The plaintiff, Morgan, testified that he filed the proof of loss based on actual cash value of $95,083.93 without calculating any deduction for obsolescence or shopworn items. The jury was charged however, to consider such items as obsolescence and shopworn items in their answer. We quote pertinent portions of the Court's charge in the margin.
"In the event you do determine that the Defendants have failed to carry the burden of proof and establish that there was wilful misrepresentation, if you fail to find that they did not and you answer Interrogatory No. 1 in the negative, then the second Interrogatory of the second question, then you would turn to that question and answer it, and the question is, of course, the actual cash value of the inventory at the time of this fire. Now, actual cash value, Members of the Jury, is the same thing to say as the market value of the property, which can be defined as the value of an article offered for cash by a seller who is willing to sell, but not being forced to to a buyer who is willing to buy but is not being forced to buy at that time. When we speak of actual cash value here we are referring to at all times to the wholesale market value, or wholesale actual cash value, as distinguished from retail, because all the evidence is in accord and there is no dispute among the parties as to that distinction we have here. You may, in connection with any actual cash value in consideration of issue No. 2, if you reach that, the unseasonableness of goods or any portion thereof, the obsolescence or the shopworn character, if any, and of every nature and characteristic of the possible quality which might have been put into the test."

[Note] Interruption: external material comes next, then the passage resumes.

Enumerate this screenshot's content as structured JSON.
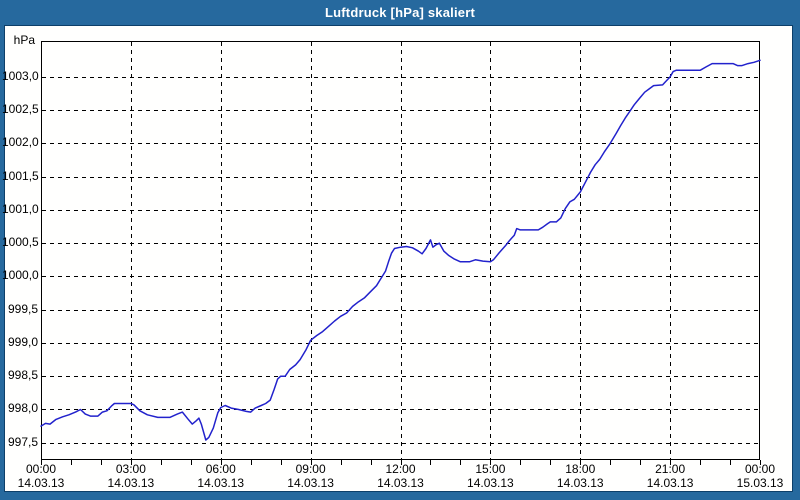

There was also some evidence to the effect that another store of Morgan's had been closed shortly before the fire and the goods moved into the store in question. A warehouse had been closed shortly before the fire and the merchandise there moved to the Valparaiso store. The season of the year when the fire occurred was shortly before Christmas and the jury could have inferred an acceleration of shop wear. The specific answer to Interrogatory No. 1 absolved Morgan of fraud. The jury in this case had before it divergent estimates and opinions as to the value of the merchandise; witnessed the demeanor of each witness; and made findings accordingly. Such findings when supported by sufficient evidence or inferences from such evidence should not be disturbed. Tennant v. Peoria P.U. Ry. Co., 321 U.S. 29, 64 S.Ct. 409, 88 L.Ed. 520 (1944); Myers v. Reading Co., 331 U.S. 477, 67 S.Ct. 1334, 91 L.Ed. 1615 (1947).